§ 9-14-22.Appeals; speedy hearing; transmittal of remittitur
Chapter 14. Habeas Corpus · Article 1. General Provisions · Last amended 1946 · Last verified July 17, 2026
Full Text of § 9-14-22
Plain-English Summary
This section covers what happens after a habeas ruling when a party appeals. Subsection (a) does not build a separate appellate track for habeas cases; instead, it borrows Georgia’s general appellate laws — the rules on the time and manner of signing, filing, serving, transmitting, and hearing appeals — and applies them to habeas cases wherever applicable.
Subsection (b) layers a speed requirement on top of that borrowed procedure. It makes it the Supreme Court’s duty to give habeas corpus cases a speedy hearing and determination, whether through the court’s existing rules or through special rules the court formulates for that purpose. That duty reflects the stakes habeas corpus carries — every day an appeal sits unresolved is another day someone may remain confined under a restraint the courts have not yet finally judged legal.
Subsection (c) handles the close of the appeal. If the Supreme Court affirms the lower court’s judgment, the clerk of the Supreme Court must promptly transmit the remittitur — the formal notice that the case has returned to the lower court’s jurisdiction — to the clerk of the court the appeal came from. Once that clerk notifies the judge, the judge regains full power to enter whatever order, sentence, or judgment is necessary to carry the Supreme Court’s judgment into execution.
For a case involving a state-court sentence, Article 2 of this chapter supplies its own appeal procedure, built around an application for a certificate of probable cause, so this section’s general appellate framework operates alongside that more specific route rather than displacing it.
Frequently Asked Questions
What rules govern the timing and manner of a habeas corpus appeal?
The general laws governing appeals in other cases, applied wherever they fit a habeas proceeding — this section does not create a separate set of appellate rules.
Is the Supreme Court required to move quickly on habeas appeals?
Yes.

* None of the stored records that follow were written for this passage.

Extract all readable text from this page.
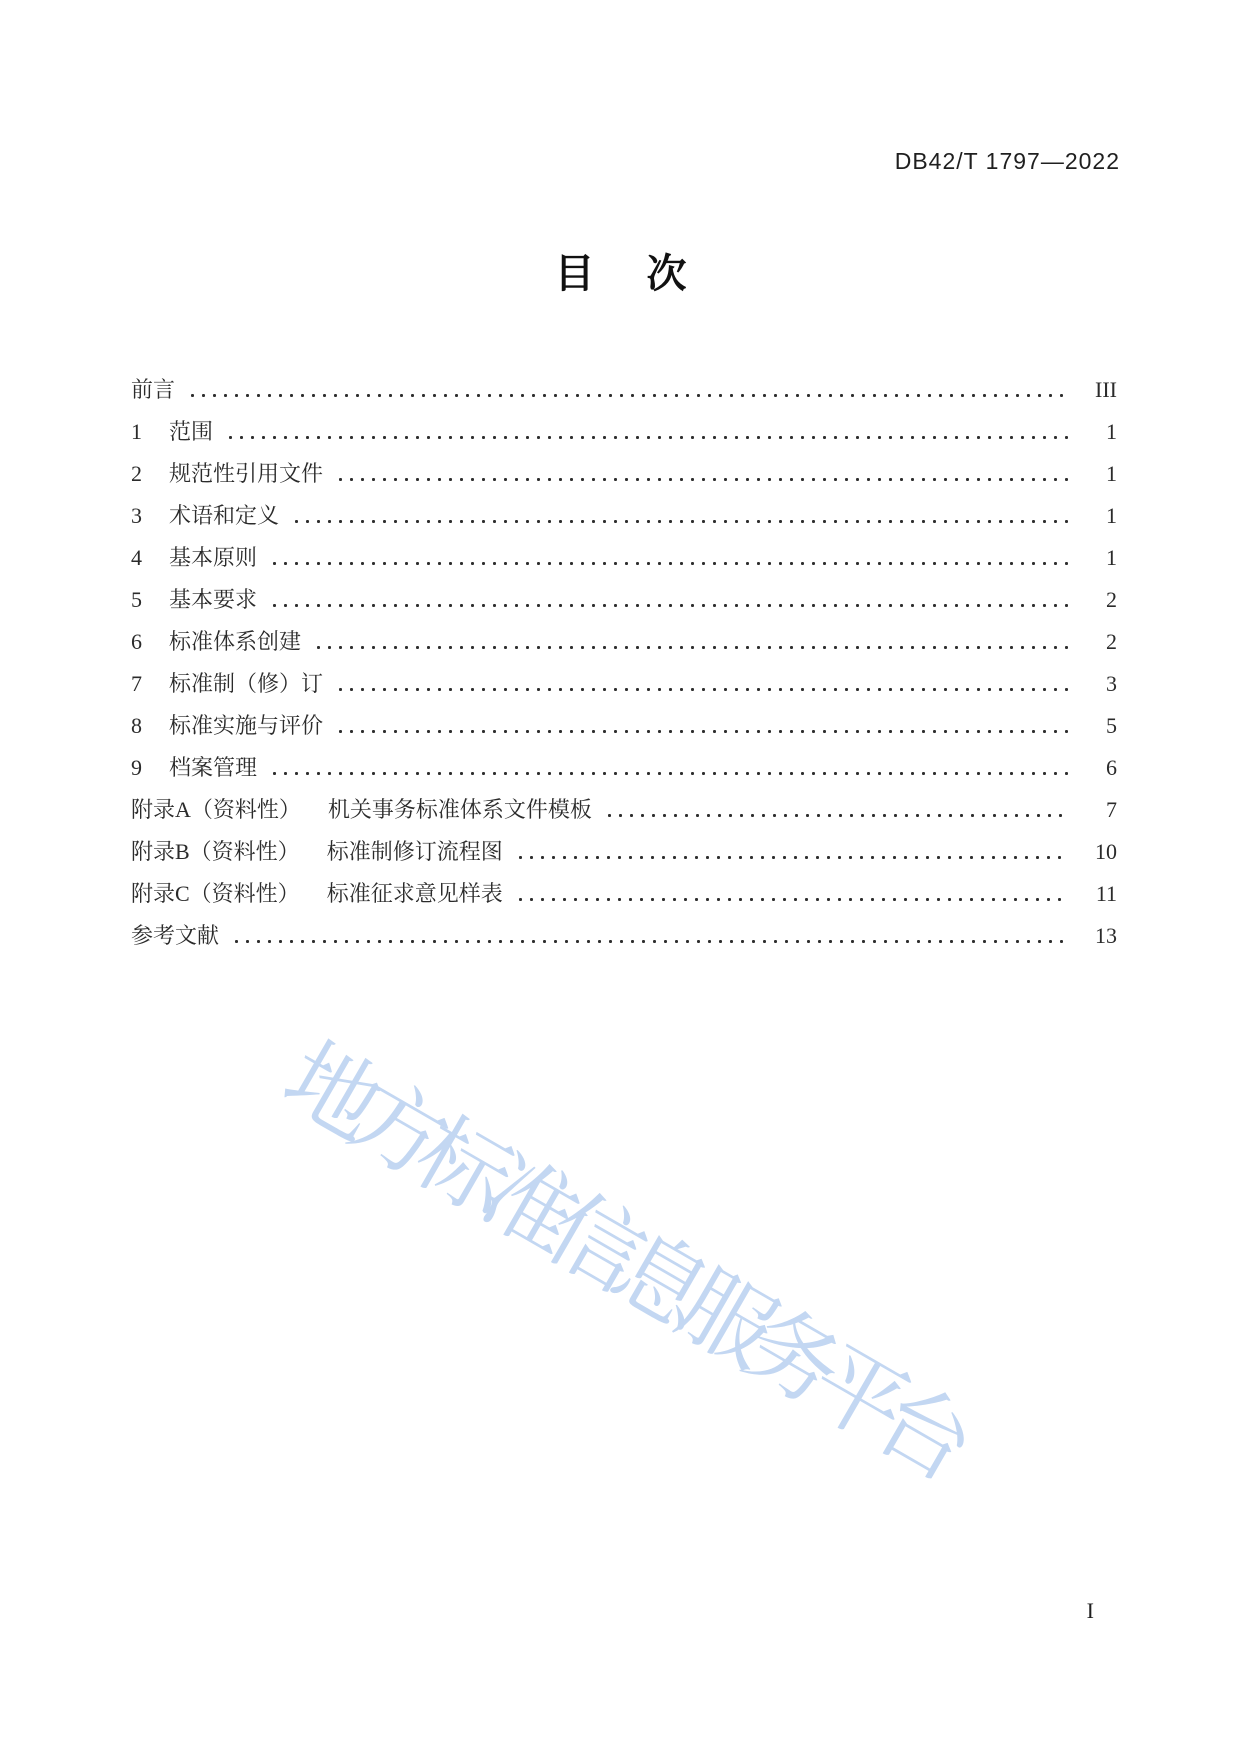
DB42/T 1797—2022
目次
前言	III
1 范围	1
2 规范性引用文件	1
3 术语和定义	1
4 基本原则	1
5 基本要求	2
6 标准体系创建	2
7 标准制（修）订	3
8 标准实施与评价	5
9 档案管理	6
附录A（资料性） 机关事务标准体系文件模板	7
附录B（资料性） 标准制修订流程图	10
附录C（资料性） 标准征求意见样表	11
参考文献	13
地方标准信息服务平台
I
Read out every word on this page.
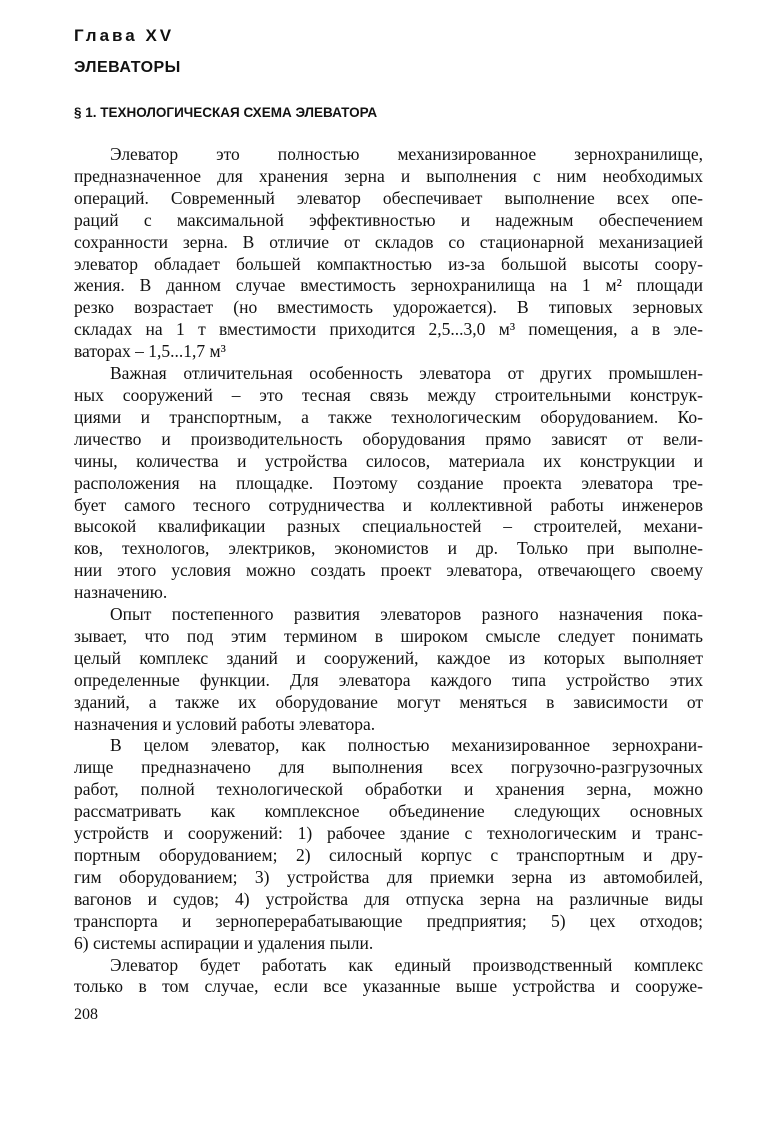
Глава XV
ЭЛЕВАТОРЫ
§ 1. ТЕХНОЛОГИЧЕСКАЯ СХЕМА ЭЛЕВАТОРА
Элеватор это полностью механизированное зернохранилище,
предназначенное для хранения зерна и выполнения с ним необходимых
операций. Современный элеватор обеспечивает выполнение всех опе-
раций с максимальной эффективностью и надежным обеспечением
сохранности зерна. В отличие от складов со стационарной механизацией
элеватор обладает большей компактностью из-за большой высоты соору-
жения. В данном случае вместимость зернохранилища на 1 м² площади
резко возрастает (но вместимость удорожается). В типовых зерновых
складах на 1 т вместимости приходится 2,5...3,0 м³ помещения, а в эле-
ваторах – 1,5...1,7 м³
Важная отличительная особенность элеватора от других промышлен-
ных сооружений – это тесная связь между строительными конструк-
циями и транспортным, а также технологическим оборудованием. Ко-
личество и производительность оборудования прямо зависят от вели-
чины, количества и устройства силосов, материала их конструкции и
расположения на площадке. Поэтому создание проекта элеватора тре-
бует самого тесного сотрудничества и коллективной работы инженеров
высокой квалификации разных специальностей – строителей, механи-
ков, технологов, электриков, экономистов и др. Только при выполне-
нии этого условия можно создать проект элеватора, отвечающего своему
назначению.
Опыт постепенного развития элеваторов разного назначения пока-
зывает, что под этим термином в широком смысле следует понимать
целый комплекс зданий и сооружений, каждое из которых выполняет
определенные функции. Для элеватора каждого типа устройство этих
зданий, а также их оборудование могут меняться в зависимости от
назначения и условий работы элеватора.
В целом элеватор, как полностью механизированное зернохрани-
лище предназначено для выполнения всех погрузочно-разгрузочных
работ, полной технологической обработки и хранения зерна, можно
рассматривать как комплексное объединение следующих основных
устройств и сооружений: 1) рабочее здание с технологическим и транс-
портным оборудованием; 2) силосный корпус с транспортным и дру-
гим оборудованием; 3) устройства для приемки зерна из автомобилей,
вагонов и судов; 4) устройства для отпуска зерна на различные виды
транспорта и зерноперерабатывающие предприятия; 5) цех отходов;
6) системы аспирации и удаления пыли.
Элеватор будет работать как единый производственный комплекс
только в том случае, если все указанные выше устройства и сооруже-
208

Subsection (b) makes it the Supreme Court’s duty to give habeas corpus cases a speedy hearing and determination.
What happens after the Supreme Court affirms a habeas judgment?
The clerk of the Supreme Court must promptly transmit the remittitur to the clerk of the court from which the appeal was taken.

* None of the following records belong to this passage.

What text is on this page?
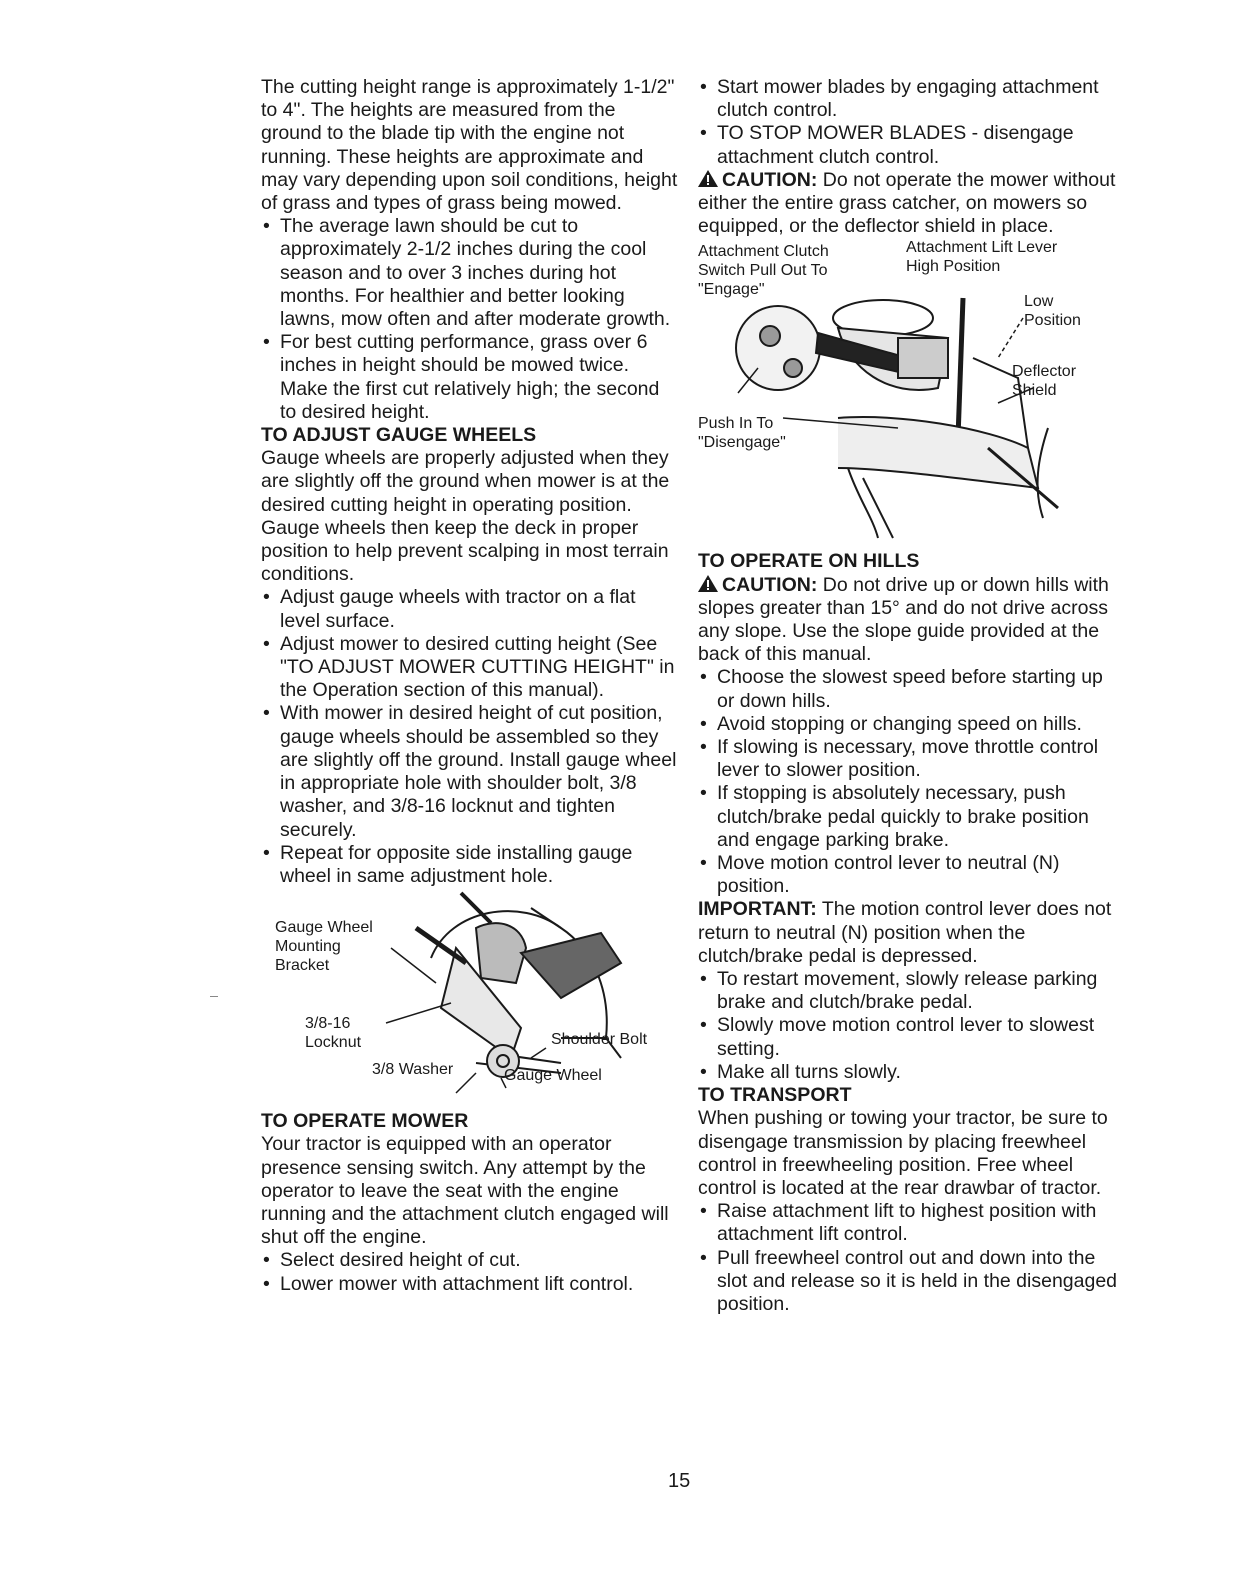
The cutting height range is approximately 1-1/2" to 4". The heights are measured from the ground to the blade tip with the engine not running. These heights are approximate and may vary depending upon soil conditions, height of grass and types of grass being mowed.

• The average lawn should be cut to approximately 2-1/2 inches during the cool season and to over 3 inches during hot months. For healthier and better looking lawns, mow often and after moderate growth.
• For best cutting performance, grass over 6 inches in height should be mowed twice. Make the first cut relatively high; the second to desired height.

TO ADJUST GAUGE WHEELS

Gauge wheels are properly adjusted when they are slightly off the ground when mower is at the desired cutting height in operating position. Gauge wheels then keep the deck in proper position to help prevent scalping in most terrain conditions.

• Adjust gauge wheels with tractor on a flat level surface.
• Adjust mower to desired cutting height (See "TO ADJUST MOWER CUTTING HEIGHT" in the Operation section of this manual).
• With mower in desired height of cut position, gauge wheels should be assembled so they are slightly off the ground. Install gauge wheel in appropriate hole with shoulder bolt, 3/8 washer, and 3/8-16 locknut and tighten securely.
• Repeat for opposite side installing gauge wheel in same adjustment hole.
Gauge Wheel
Mounting
Bracket
3/8-16
Locknut	Shoulder Bolt
3/8 Washer	Gauge Wheel

TO OPERATE MOWER

Your tractor is equipped with an operator presence sensing switch. Any attempt by the operator to leave the seat with the engine running and the attachment clutch engaged will shut off the engine.

• Select desired height of cut.
• Lower mower with attachment lift control.
• Start mower blades by engaging attachment clutch control.
• TO STOP MOWER BLADES - disengage attachment clutch control.

CAUTION: Do not operate the mower without either the entire grass catcher, on mowers so equipped, or the deflector shield in place.

Attachment Clutch
Switch Pull Out To
"Engage"
Attachment Lift Lever
High Position
Low
Position
Deflector
Shield
Push In To
"Disengage"

TO OPERATE ON HILLS

CAUTION: Do not drive up or down hills with slopes greater than 15° and do not drive across any slope. Use the slope guide provided at the back of this manual.

• Choose the slowest speed before starting up or down hills.
• Avoid stopping or changing speed on hills.
• If slowing is necessary, move throttle control lever to slower position.
• If stopping is absolutely necessary, push clutch/brake pedal quickly to brake position and engage parking brake.
• Move motion control lever to neutral (N) position.

IMPORTANT: The motion control lever does not return to neutral (N) position when the clutch/brake pedal is depressed.

• To restart movement, slowly release parking brake and clutch/brake pedal.
• Slowly move motion control lever to slowest setting.
• Make all turns slowly.

TO TRANSPORT

When pushing or towing your tractor, be sure to disengage transmission by placing freewheel control in freewheeling position. Free wheel control is located at the rear drawbar of tractor.

• Raise attachment lift to highest position with attachment lift control.
• Pull freewheel control out and down into the slot and release so it is held in the disengaged position.
15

What can the lower court judge do once the remittitur is received?
The judge has full power to pass whatever order, sentence, or judgment is necessary to carry the Supreme Court’s judgment into execution.
Does this section govern appeals in state-court-sentence habeas cases as well?
Article 2 of this chapter supplies its own appeal procedure for that category, centered on an application for a certificate of probable cause, so this section’s general framework works alongside that more specific procedure.
Amendment History
Ga. L. 1897, p. 53, § 1; Penal Code 1910, § 1316; Code 1933, § 50-126; Ga. L. 1946, p. 726, § 1.